Par deux jugements rendus le 13 novembre2018, le Tribunal des Affaires de Sécurité Sociale de Bordeaux a reconnu que la faute inexcusable de l'employeur commise par la société ROXEL (venant aux droits de la société SNPE devenue CELERG) était à l’origine d’un cancer du rein dont ont été victimes deux de ses anciens salariés exposés au trichloréthylène au sein de l'établissement de Saint Médard en Jalles.
Par jugement rendu le 31 août 2018, le Tribunal des Affaires de Sécurité Sociale d’AVIGNON a reconnu que la faute inexcusable de l'employeur commise par la société OTIS était à l’origine d’un cancer broncho pulmonaire dont est décédé un de ses salariés, technicien de maintenance.

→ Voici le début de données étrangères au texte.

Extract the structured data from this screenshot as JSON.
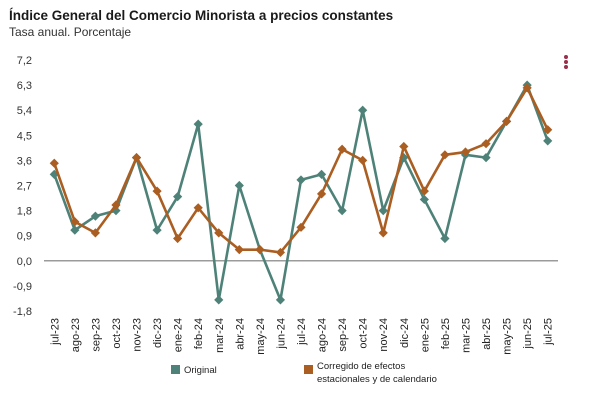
{
  "header": {
    "title": "Índice General del Comercio Minorista a precios constantes",
    "subtitle": "Tasa anual. Porcentaje"
  },
  "menu_icon": "kebab-menu-icon",
  "colors": {
    "original": "#4e8278",
    "corregido": "#ab5e22",
    "zero": "#7a7a7a"
  },
  "chart_data": {
    "type": "line",
    "title": "Índice General del Comercio Minorista a precios constantes",
    "subtitle": "Tasa anual. Porcentaje",
    "categories": [
      "jul-23",
      "ago-23",
      "sep-23",
      "oct-23",
      "nov-23",
      "dic-23",
      "ene-24",
      "feb-24",
      "mar-24",
      "abr-24",
      "may-24",
      "jun-24",
      "jul-24",
      "ago-24",
      "sep-24",
      "oct-24",
      "nov-24",
      "dic-24",
      "ene-25",
      "feb-25",
      "mar-25",
      "abr-25",
      "may-25",
      "jun-25",
      "jul-25"
    ],
    "y_ticks": [
      "7,2",
      "6,3",
      "5,4",
      "4,5",
      "3,6",
      "2,7",
      "1,8",
      "0,9",
      "0,0",
      "-0,9",
      "-1,8"
    ],
    "ylim": [
      -1.8,
      7.2
    ],
    "series": [
      {
        "name": "Original",
        "values": [
          3.1,
          1.1,
          1.6,
          1.8,
          3.7,
          1.1,
          2.3,
          4.9,
          -1.4,
          2.7,
          0.4,
          -1.4,
          2.9,
          3.1,
          1.8,
          5.4,
          1.8,
          3.7,
          2.2,
          0.8,
          3.8,
          3.7,
          5.0,
          6.3,
          4.3
        ]
      },
      {
        "name": "Corregido de efectos estacionales y de calendario",
        "values": [
          3.5,
          1.4,
          1.0,
          2.0,
          3.7,
          2.5,
          0.8,
          1.9,
          1.0,
          0.4,
          0.4,
          0.3,
          1.2,
          2.4,
          4.0,
          3.6,
          1.0,
          4.1,
          2.5,
          3.8,
          3.9,
          4.2,
          5.0,
          6.2,
          4.7
        ]
      }
    ],
    "legend": {
      "position": "bottom",
      "items": [
        "Original",
        "Corregido de efectos",
        "estacionales y de calendario"
      ]
    },
    "grid": false
  }
}
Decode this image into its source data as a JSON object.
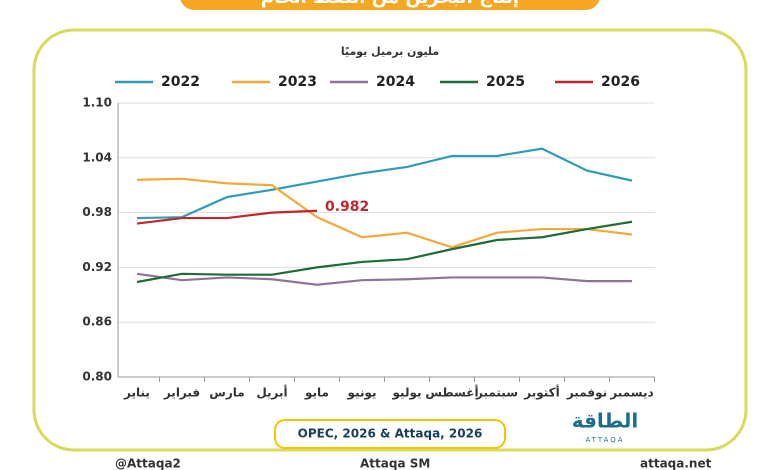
{
  "chart_data": {
    "type": "line",
    "title": "إنتاج البحرين من النفط الخام",
    "y_label": "مليون برميل يوميًا",
    "categories": [
      "يناير",
      "فبراير",
      "مارس",
      "أبريل",
      "مايو",
      "يونيو",
      "يوليو",
      "أغسطس",
      "سبتمبر",
      "أكتوبر",
      "نوفمبر",
      "ديسمبر"
    ],
    "series": [
      {
        "name": "2022",
        "color": "#2e9cb4",
        "values": [
          0.974,
          0.975,
          0.997,
          1.005,
          1.014,
          1.023,
          1.03,
          1.042,
          1.042,
          1.05,
          1.026,
          1.015
        ]
      },
      {
        "name": "2023",
        "color": "#f2a93b",
        "values": [
          1.016,
          1.017,
          1.012,
          1.01,
          0.975,
          0.953,
          0.958,
          0.942,
          0.958,
          0.962,
          0.962,
          0.956
        ]
      },
      {
        "name": "2024",
        "color": "#8e7396",
        "values": [
          0.913,
          0.906,
          0.909,
          0.907,
          0.901,
          0.906,
          0.907,
          0.909,
          0.909,
          0.909,
          0.905,
          0.905
        ]
      },
      {
        "name": "2025",
        "color": "#1f6b3a",
        "values": [
          0.904,
          0.913,
          0.912,
          0.912,
          0.92,
          0.926,
          0.929,
          0.94,
          0.95,
          0.953,
          0.962,
          0.97
        ]
      },
      {
        "name": "2026",
        "color": "#c0272d",
        "values": [
          0.968,
          0.974,
          0.974,
          0.98,
          0.982,
          null,
          null,
          null,
          null,
          null,
          null,
          null
        ]
      }
    ],
    "annotation_point": {
      "series": 4,
      "index": 4
    },
    "ylim": [
      0.8,
      1.1
    ],
    "yticks": [
      {
        "value": 0.8,
        "label": "0.80"
      },
      0.86,
      0.92,
      0.98,
      1.04,
      {
        "value": 1.1,
        "label": "1.10"
      }
    ],
    "grid": true,
    "source": "OPEC, 2026 & Attaqa, 2026"
  },
  "logo": {
    "name": "الطاقة",
    "latin": "ATTAQA"
  },
  "footer": [
    "@Attaqa2",
    "Attaqa SM",
    "attaqa.net"
  ]
}
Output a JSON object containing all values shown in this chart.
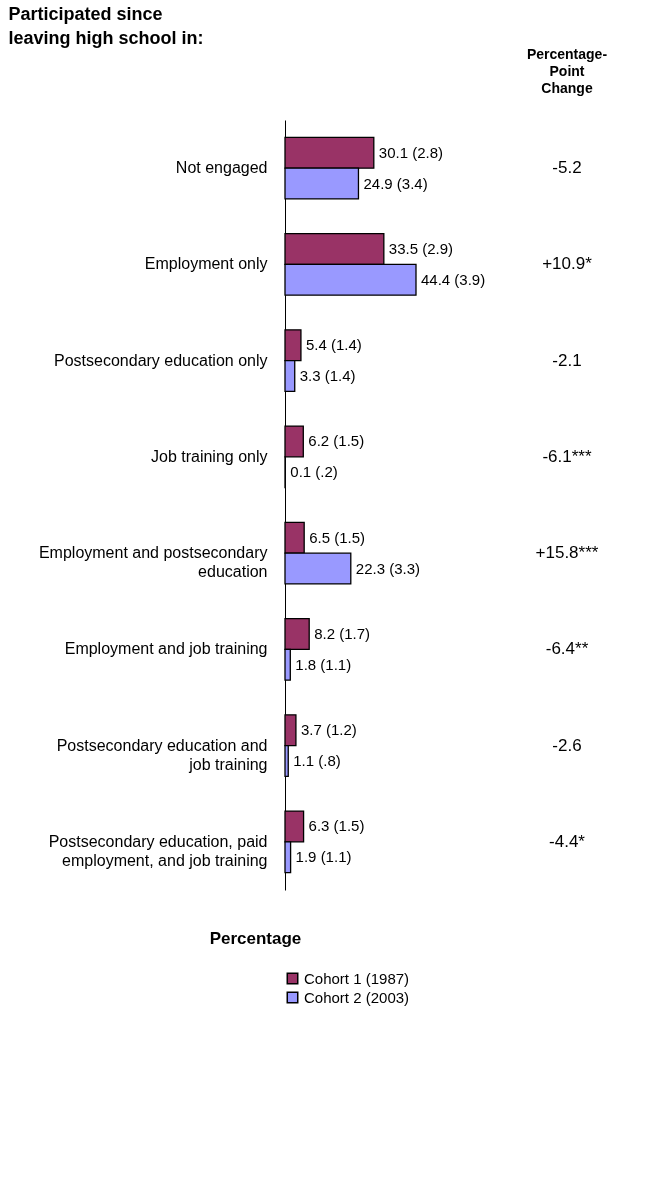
{
  "chart_data": {
    "type": "bar",
    "orientation": "horizontal",
    "title": "Participated since leaving high school in:",
    "xlabel": "Percentage",
    "categories": [
      "Not engaged",
      "Employment only",
      "Postsecondary education only",
      "Job training only",
      "Employment and postsecondary education",
      "Employment and job training",
      "Postsecondary education and job training",
      "Postsecondary education, paid employment, and job training"
    ],
    "series": [
      {
        "name": "Cohort 1 (1987)",
        "color": "#993366",
        "values": [
          30.1,
          33.5,
          5.4,
          6.2,
          6.5,
          8.2,
          3.7,
          6.3
        ],
        "value_labels": [
          "30.1 (2.8)",
          "33.5 (2.9)",
          "5.4 (1.4)",
          "6.2 (1.5)",
          "6.5 (1.5)",
          "8.2 (1.7)",
          "3.7 (1.2)",
          "6.3 (1.5)"
        ]
      },
      {
        "name": "Cohort 2 (2003)",
        "color": "#9999ff",
        "values": [
          24.9,
          44.4,
          3.3,
          0.1,
          22.3,
          1.8,
          1.1,
          1.9
        ],
        "value_labels": [
          "24.9 (3.4)",
          "44.4 (3.9)",
          "3.3 (1.4)",
          "0.1 (.2)",
          "22.3 (3.3)",
          "1.8 (1.1)",
          "1.1 (.8)",
          "1.9 (1.1)"
        ]
      }
    ],
    "annotations": [
      "Percentage-Point Change",
      "-5.2",
      "+10.9*",
      "-2.1",
      "-6.1***",
      "+15.8***",
      "-6.4**",
      "-2.6",
      "-4.4*"
    ],
    "legend": "bottom right"
  }
}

Six associations (l’ADPLGF, l’Adevimap, FARE SUD, Étang nouveau, la Ligue des droits de l’homme, Méga handicap think tank), un syndicat (CFDT des Métaux Fos) et 134 habitants des villes situées aux alentours de la zone de FOS SUR MER ont déposé vendredi 9 novembre 2018 au TGI d’AIX EN PROVENCE, une plainte C/ X pour mise en danger de la vie d’autrui sur la base de l’article 223-1 du code pénal.
Par arrêt en date du 2 novembre 2018, La Cour d'appel d'Aix en Provence a infirmé une décision de refus prise en charge opposée par l'Etablissement National des Invalides et de la Marine (ENIM), à la sœur d'un ancien matelot exposé aux poussières d'amiante et victime d'un cancer du poumon.
Par une récente décision datée du 15 octobre 2018, le Tribunal des Affaires de Sécurité Sociale de Privas a rappelé que la Caisse Primaire d'Assurance Maladie est tenue par des délais d’instructions visés aux articles R. 441-10 et suivants du Code de la Sécurité Sociale avant de juger qu'un cancer du rein devait être pris en charge au titre des maladies professionnelles, compte tenu du silence de l'organisme de sécurité sociale (reconnaissance implicite).